Table of Contents
Introduction to DirectML Performance
DirectML is a high-performance, hardware-accelerated machine learning API for Windows. Achieving optimal performance with DirectML involves understanding its core principles and applying best practices in your application development. This documentation provides insights and techniques to maximize the speed and efficiency of your DirectML workloads.
This section covers foundational concepts and outlines the key areas we'll explore to unlock the full potential of DirectML on Windows.
Optimizing Operator Execution
Operators are the building blocks of your machine learning models. Efficient execution of these operators is paramount for overall performance.
Operator Fusion
DirectML can fuse multiple operators into a single kernel execution, reducing overhead and improving data locality. Identify opportunities to chain compatible operators.
Performance Tip:
- Prefer sequential operations that can be fused by the DirectML driver.
- Use models that are optimized for fusion, often found in model conversion tools.
Tensor Layouts
The arrangement of data within tensors (e.g., NCHW vs. NHWC) can significantly impact performance depending on the underlying hardware. Experiment with different layouts to find the most efficient one for your specific model and hardware configuration.
Batch Size Tuning
The optimal batch size is a critical tuning parameter. Larger batch sizes can improve throughput by better utilizing hardware parallelism, but excessively large batches can lead to memory pressure and diminishing returns. Measure performance with varying batch sizes to find the sweet spot.
Memory Management
Efficient memory management is crucial for both performance and stability. Incorrect memory handling can lead to bottlenecks, increased latency, and out-of-memory errors.
Resource Lifetimes
Carefully manage the lifetimes of DirectML resources (buffers, textures, samplers, etc.). Reusing resources where possible can significantly reduce allocation overhead.
Persistent Resources
For frequently used resources, consider using persistent resources. These resources can remain allocated across multiple command lists, avoiding repeated allocation and deallocation.
Buffer Padding and Alignment
Ensure that your buffers are correctly padded and aligned according to DirectML specifications. Incorrect alignment can lead to suboptimal memory access patterns and performance degradation.
Resource Binding
How you bind resources to your DirectML operators affects how efficiently data is accessed. Understanding binding is key to avoiding data transfer bottlenecks.
Persistent Resource Binding
When using persistent resources, ensure they are bound correctly to the appropriate operator inputs and outputs. This avoids the overhead of re-binding resources for each operator or operator graph.
Input and Output Binding Order
The order in which you bind input and output resources can sometimes have a minor impact. Consult DirectML documentation for specific operator binding recommendations if available.
API Example: Binding Resources
IDMLOperator::BindInputs(UINT32 startInputIndex, UINT32 inputCount, _In_reads_(inputCount) const DML_BINDING_DESC* pBindingDescs)
IDMLOperator::BindOutputs(UINT32 startOutputIndex, UINT32 outputCount, _In_reads_(outputCount) const DML_BINDING_DESC* pBindingDescs)
Performance Analysis Tools
Leveraging the right tools is essential for identifying performance bottlenecks and validating optimizations.
Windows Performance Analyzer (WPA)
WPA provides deep insights into system-level performance, including CPU usage, GPU activity, and memory operations. Use it to profile your DirectML application and pinpoint areas for improvement.
PIX on Windows
PIX is an invaluable debugging and performance analysis tool for DirectX applications. It allows you to capture detailed GPU captures, analyze command lists, and inspect resource states, helping you understand GPU-bound issues.
Important Note:
Regularly profile your application on target hardware to ensure that optimizations translate effectively. What works on one device might behave differently on another.
Common Pitfalls to Avoid
Be aware of common mistakes that can lead to suboptimal DirectML performance.
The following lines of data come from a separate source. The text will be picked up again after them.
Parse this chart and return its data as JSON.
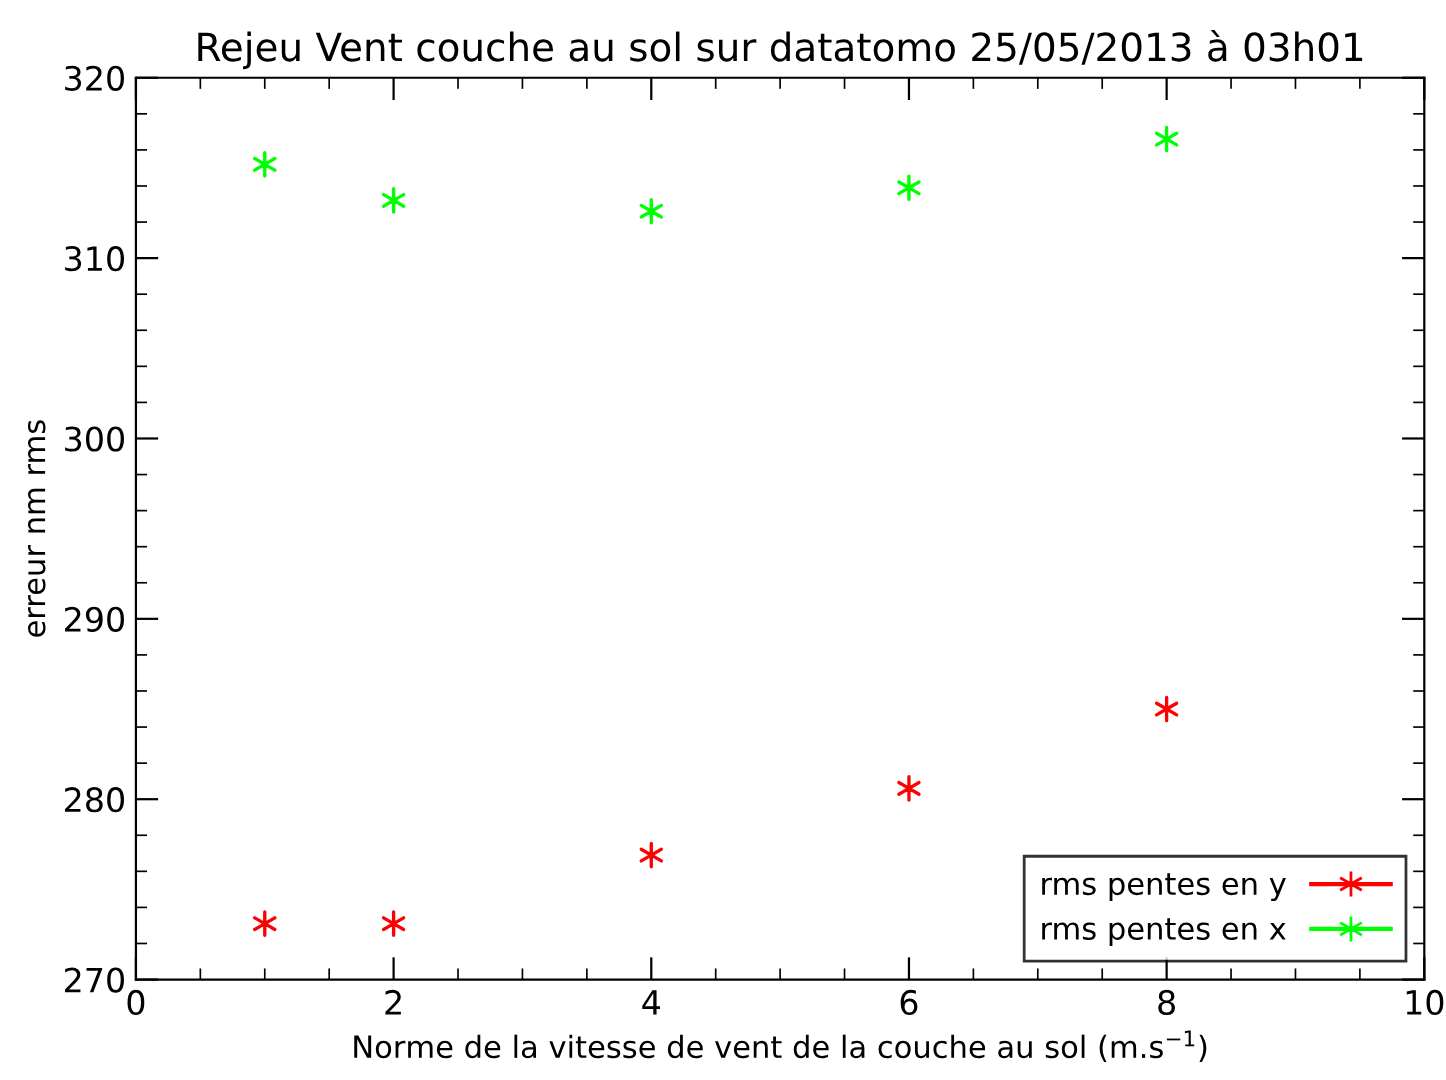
{
  "chart_data": {
    "type": "scatter",
    "title": "Rejeu Vent couche au sol sur datatomo 25/05/2013 à 03h01",
    "xlabel": "Norme de la vitesse de vent de la couche au sol (m.s$^{−1}$)",
    "ylabel": "erreur nm rms",
    "x": [
      1,
      2,
      4,
      6,
      8
    ],
    "series": [
      {
        "name": "rms pentes en y",
        "color": "#ff0000",
        "values": [
          273.1,
          273.1,
          276.9,
          280.6,
          285.0
        ]
      },
      {
        "name": "rms pentes en x",
        "color": "#00ff00",
        "values": [
          315.2,
          313.2,
          312.6,
          313.9,
          316.6
        ]
      }
    ],
    "xlim": [
      0,
      10
    ],
    "xticks": [
      0,
      2,
      4,
      6,
      8,
      10
    ],
    "ylim": [
      270,
      320
    ],
    "yticks": [
      270,
      280,
      290,
      300,
      310,
      320
    ],
    "marker": "cross",
    "grid": false,
    "legend": "bottom right"
  }
}
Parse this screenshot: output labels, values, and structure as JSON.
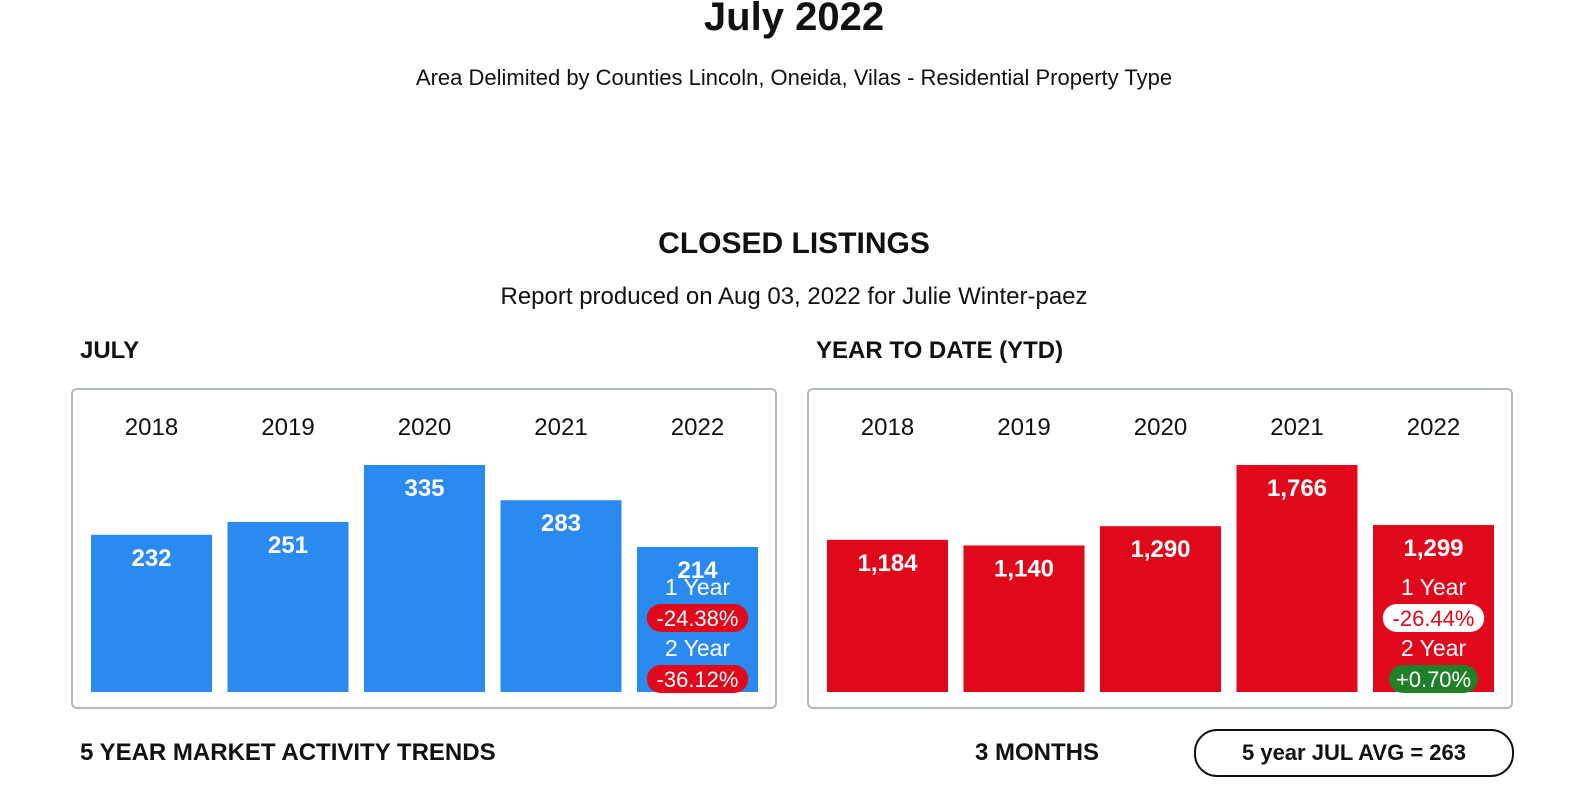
{
  "header": {
    "title": "July 2022",
    "subtitle": "Area Delimited by Counties Lincoln, Oneida, Vilas - Residential Property Type",
    "section_title": "CLOSED LISTINGS",
    "report_note": "Report produced on Aug 03, 2022 for Julie Winter-paez"
  },
  "colors": {
    "month_bar": "#2b8af0",
    "ytd_bar": "#e0091b",
    "negative_badge": "#e0091b",
    "positive_badge": "#20802a",
    "badge_white": "#ffffff"
  },
  "chart_data": [
    {
      "type": "bar",
      "title": "JULY",
      "categories": [
        "2018",
        "2019",
        "2020",
        "2021",
        "2022"
      ],
      "values": [
        232,
        251,
        335,
        283,
        214
      ],
      "value_labels": [
        "232",
        "251",
        "335",
        "283",
        "214"
      ],
      "ylim": [
        0,
        335
      ],
      "changes": [
        {
          "label": "1 Year",
          "value": "-24.38%",
          "style": "negative"
        },
        {
          "label": "2 Year",
          "value": "-36.12%",
          "style": "negative"
        }
      ]
    },
    {
      "type": "bar",
      "title": "YEAR TO DATE (YTD)",
      "categories": [
        "2018",
        "2019",
        "2020",
        "2021",
        "2022"
      ],
      "values": [
        1184,
        1140,
        1290,
        1766,
        1299
      ],
      "value_labels": [
        "1,184",
        "1,140",
        "1,290",
        "1,766",
        "1,299"
      ],
      "ylim": [
        0,
        1766
      ],
      "changes": [
        {
          "label": "1 Year",
          "value": "-26.44%",
          "style": "white"
        },
        {
          "label": "2 Year",
          "value": "+0.70%",
          "style": "positive"
        }
      ]
    }
  ],
  "footer": {
    "trends_label": "5 YEAR MARKET ACTIVITY TRENDS",
    "period_label": "3 MONTHS",
    "avg_label": "5 year JUL AVG = 263"
  }
}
- Excessive CPU-GPU Synchronization: Avoid frequent calls to
ID3D12CommandQueue::SignalorID3D12CommandQueue::Waitwithout proper batching. - Unnecessary Data Transfers: Minimize host-to-device and device-to-host data copies. Keep data on the GPU as much as possible.
- Fragmented Memory Allocations: Large numbers of small, short-lived allocations can lead to memory fragmentation and increased overhead.
- Ignoring Hardware Specifics: Different GPUs have different strengths and weaknesses. Consider the target hardware when optimizing.
Advanced Techniques for Further Optimization
For maximum performance, explore these advanced techniques:
- Custom Kernels: In specific scenarios, writing custom DirectML kernels might offer superior performance for unique operations.
- Asynchronous Operations: Utilize asynchronous compute queues where supported to overlap computation with other tasks.
- Shader Model Optimization: For custom kernels, adhere to best practices for shader code optimization.
- Profiling Guided Tuning: Continuously profile and tune based on data from WPA and PIX.